Masters Thesis-Campus Only

Abstract

Over the past few decades functionalism has become the received view among philosophers of mind. Until the rise of eliminitivism and advances in neurophysiology, there have been relatively few individuals who have risen to challenge this popular position. Functionalism appeals to many because its proponents are seen as being favorably disposed to regard the cognitive sciences as a legitimate field of scientific inquiry and by regard the mental realm as being inherently irreducible to the physical realm.

Jaegwon Kim has long been one of the few willing to challenge such implicitly anti-reductive approaches. In his latest work, Kim develops a new means of undermining the claims of non-reductive physicalism-i.e., reductive functionalism. He then concludes that the received view actually entails the reduction of the mental to the physical.

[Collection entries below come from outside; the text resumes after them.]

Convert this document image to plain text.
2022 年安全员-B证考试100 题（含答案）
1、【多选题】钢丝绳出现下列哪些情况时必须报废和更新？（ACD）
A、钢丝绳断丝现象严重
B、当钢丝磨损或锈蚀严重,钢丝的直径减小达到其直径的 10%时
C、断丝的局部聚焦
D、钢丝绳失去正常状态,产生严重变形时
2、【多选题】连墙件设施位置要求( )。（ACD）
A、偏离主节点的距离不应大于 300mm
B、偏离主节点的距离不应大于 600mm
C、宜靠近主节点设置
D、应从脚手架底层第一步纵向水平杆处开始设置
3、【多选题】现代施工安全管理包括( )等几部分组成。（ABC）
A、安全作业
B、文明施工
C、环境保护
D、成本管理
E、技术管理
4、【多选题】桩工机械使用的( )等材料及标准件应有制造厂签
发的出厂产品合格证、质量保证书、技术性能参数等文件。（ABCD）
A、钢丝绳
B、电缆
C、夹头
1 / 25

This thesis explores Kim's claims regarding the nature of the supervenience relationship, reduction, causation, explanation, and the causal relevancy of the mental. After detailed consideration of Kim's theory, several objections are leveled in an attempt to weaken the conclusions which must inevitably follow from his approach. Consequently, the need to deny the reality of mental domain and to accept the demise of psychology as a genuine scientific discipline has been staved off.